Ce n'était que pour des banalités, que les phrases se formaient. Mais étrangement, Jun fût assez fier de lâcher enfin une phrase, neutre, presque douce, même s'il avait mille chose à dire, et la première était : comment vont tes enfants ? Il avait été un des premier au courant, du moins c'est ce qu'il lui semblait et... Il ne les avait jamais vu... Trouvant ça triste, il se mordit la langue. Quel gachit, tout ce temps... Peut être que Lun avait raison à propos du passé même si celui ci était encore douloureux...
Mais c'était presque trop rapide, il allait tendre la main pour lui demander d'attendre mais n'en fit finalement rien et répondit simplement, à mi voix, avec ce demi sourire un peu perdu mais pourtant bien présent.

-  A demain. Lun.

Il le suit des yeux alors qu'il prend sa tasse à deux mains pour occuper ses mains qu'il a cru sentir trembler. Aucune onde ne vient troubler la surface de la tasse pourtant.
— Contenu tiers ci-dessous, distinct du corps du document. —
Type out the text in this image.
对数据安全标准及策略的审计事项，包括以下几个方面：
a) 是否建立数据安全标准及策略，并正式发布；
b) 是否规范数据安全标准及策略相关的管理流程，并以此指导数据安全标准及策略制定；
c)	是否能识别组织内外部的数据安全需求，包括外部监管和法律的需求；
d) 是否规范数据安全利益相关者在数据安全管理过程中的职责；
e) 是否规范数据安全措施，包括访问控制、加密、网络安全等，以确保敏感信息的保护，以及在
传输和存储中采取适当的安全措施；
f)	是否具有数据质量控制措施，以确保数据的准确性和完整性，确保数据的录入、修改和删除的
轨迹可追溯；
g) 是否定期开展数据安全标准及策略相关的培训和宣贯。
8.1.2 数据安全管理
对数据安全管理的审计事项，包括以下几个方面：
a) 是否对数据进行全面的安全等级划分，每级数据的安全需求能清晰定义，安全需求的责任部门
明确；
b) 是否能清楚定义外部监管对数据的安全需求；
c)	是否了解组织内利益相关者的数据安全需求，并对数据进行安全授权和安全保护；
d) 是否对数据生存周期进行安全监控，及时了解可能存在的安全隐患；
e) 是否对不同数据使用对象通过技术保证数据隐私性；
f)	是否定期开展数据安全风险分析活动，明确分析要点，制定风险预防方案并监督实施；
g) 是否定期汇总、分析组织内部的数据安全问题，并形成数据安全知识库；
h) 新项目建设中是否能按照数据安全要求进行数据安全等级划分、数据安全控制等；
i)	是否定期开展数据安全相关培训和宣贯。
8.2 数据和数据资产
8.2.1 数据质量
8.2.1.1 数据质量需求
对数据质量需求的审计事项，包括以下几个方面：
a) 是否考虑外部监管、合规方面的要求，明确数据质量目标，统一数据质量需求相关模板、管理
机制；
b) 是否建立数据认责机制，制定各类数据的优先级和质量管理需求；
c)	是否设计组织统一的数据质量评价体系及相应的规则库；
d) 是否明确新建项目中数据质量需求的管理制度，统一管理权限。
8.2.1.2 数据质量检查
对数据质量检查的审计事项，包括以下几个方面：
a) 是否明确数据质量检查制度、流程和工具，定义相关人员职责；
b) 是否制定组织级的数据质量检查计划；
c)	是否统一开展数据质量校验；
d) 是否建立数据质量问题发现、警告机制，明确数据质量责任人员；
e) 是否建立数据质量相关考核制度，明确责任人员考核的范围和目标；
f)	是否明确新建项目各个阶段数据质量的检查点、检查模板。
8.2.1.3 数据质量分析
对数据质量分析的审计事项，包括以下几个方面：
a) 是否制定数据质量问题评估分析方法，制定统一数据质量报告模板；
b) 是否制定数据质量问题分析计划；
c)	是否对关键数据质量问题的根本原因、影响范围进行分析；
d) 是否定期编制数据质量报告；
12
Demain il serait là. Sur la terrasse de cette pâtisserie, peut être un peu en retard si sa fierté lui dicte de ne pas se précipiter sur le lieu de rendez vous fixé par Lun ou au cas où ce dernier ne viendrait finalement pas, ou peut être en avance parce qu'il aura eu un peu peur que Lun ne l'attende pas... Il ne savait pas sur quel pied danser même avec ses propres idées. C'était stupide, Lun l'avait rejoint sur une plage, il l'attendrait … Oui mais peut être pas.
En tout cas, malgré le nœud au ventre, il sera là.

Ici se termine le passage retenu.